| Version | Supported |
|---|---|
| 2.x.x | ✅ |
| 1.x.x | ❌ |
We take the security of the ForLoop Plugin seriously. If you believe you've found a security vulnerability, please follow these steps:
- DO NOT create a public GitHub issue for security vulnerabilities
- Email your findings to: security@forloop.cc
- Include the following information:
- Description of the vulnerability
- Steps to reproduce the issue
- Potential impact
- Suggested fix (if any)
- Your contact information
- Initial response: Within 48 hours
- Status update: Within 5 business days
- Resolution timeline: Depends on severity and complexity
When using the ForLoop Plugin:
-
Token Security
- Never commit API tokens to version control
- Use environment variables or secure token storage
- Rotate tokens regularly
- Use minimum required scopes
-
Plugin Updates
- Keep the plugin updated to the latest version
- Review changelog for security fixes
- Enable automatic updates when possible
-
Access Control
- Use organization-level tokens for team projects
- Limit token permissions to required scopes only
- Revoke unused or old tokens
The plugin implements the following security features:
- Token storage with restricted file permissions (0o600)

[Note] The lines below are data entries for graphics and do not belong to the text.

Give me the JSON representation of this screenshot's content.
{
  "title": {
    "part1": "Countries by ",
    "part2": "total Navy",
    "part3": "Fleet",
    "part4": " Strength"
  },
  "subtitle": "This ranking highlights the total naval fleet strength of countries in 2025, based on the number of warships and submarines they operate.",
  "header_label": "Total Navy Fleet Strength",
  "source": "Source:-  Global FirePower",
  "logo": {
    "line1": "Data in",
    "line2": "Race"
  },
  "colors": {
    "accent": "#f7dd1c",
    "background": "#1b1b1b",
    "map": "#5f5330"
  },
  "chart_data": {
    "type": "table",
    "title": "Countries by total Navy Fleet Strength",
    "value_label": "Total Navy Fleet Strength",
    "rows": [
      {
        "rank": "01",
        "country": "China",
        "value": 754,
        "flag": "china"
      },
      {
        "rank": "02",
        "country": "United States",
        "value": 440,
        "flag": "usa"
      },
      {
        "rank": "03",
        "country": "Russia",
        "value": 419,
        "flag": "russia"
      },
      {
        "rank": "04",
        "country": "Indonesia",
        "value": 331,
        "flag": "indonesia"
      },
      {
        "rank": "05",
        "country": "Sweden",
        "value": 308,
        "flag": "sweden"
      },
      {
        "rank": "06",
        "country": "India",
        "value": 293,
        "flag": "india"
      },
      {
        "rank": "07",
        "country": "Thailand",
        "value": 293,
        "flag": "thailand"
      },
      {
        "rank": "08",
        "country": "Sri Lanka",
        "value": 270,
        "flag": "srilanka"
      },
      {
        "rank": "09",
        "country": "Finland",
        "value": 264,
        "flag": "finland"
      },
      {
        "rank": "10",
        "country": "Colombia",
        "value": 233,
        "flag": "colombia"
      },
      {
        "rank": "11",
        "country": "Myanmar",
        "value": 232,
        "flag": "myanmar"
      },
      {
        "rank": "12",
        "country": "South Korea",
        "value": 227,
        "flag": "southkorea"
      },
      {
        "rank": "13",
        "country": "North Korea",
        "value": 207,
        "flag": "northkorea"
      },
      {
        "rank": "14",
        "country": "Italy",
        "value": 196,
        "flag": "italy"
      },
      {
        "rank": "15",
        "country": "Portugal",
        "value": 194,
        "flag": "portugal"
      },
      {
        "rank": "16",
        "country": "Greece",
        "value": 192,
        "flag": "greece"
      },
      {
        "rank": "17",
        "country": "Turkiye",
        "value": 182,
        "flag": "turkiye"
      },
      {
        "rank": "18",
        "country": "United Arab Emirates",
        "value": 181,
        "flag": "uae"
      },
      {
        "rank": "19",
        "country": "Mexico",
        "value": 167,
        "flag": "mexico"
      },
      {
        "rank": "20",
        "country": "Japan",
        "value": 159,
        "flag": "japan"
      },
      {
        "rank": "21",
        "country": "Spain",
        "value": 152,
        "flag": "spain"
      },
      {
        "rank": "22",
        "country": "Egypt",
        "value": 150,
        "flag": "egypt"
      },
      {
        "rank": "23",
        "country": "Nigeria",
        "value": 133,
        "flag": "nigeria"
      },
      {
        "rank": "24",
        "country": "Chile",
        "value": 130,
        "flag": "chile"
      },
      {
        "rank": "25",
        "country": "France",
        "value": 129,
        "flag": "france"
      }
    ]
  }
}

- API token validation before requests
- Support for scoped API tokens
- Secure token exchange for Lambda execution
- No sensitive data in logs
Check the security advisories page for past security issues and resolutions.
We appreciate responsible disclosure and will credit reporters (with permission) in our security advisories.
Thank you for helping keep the ForLoop Plugin secure!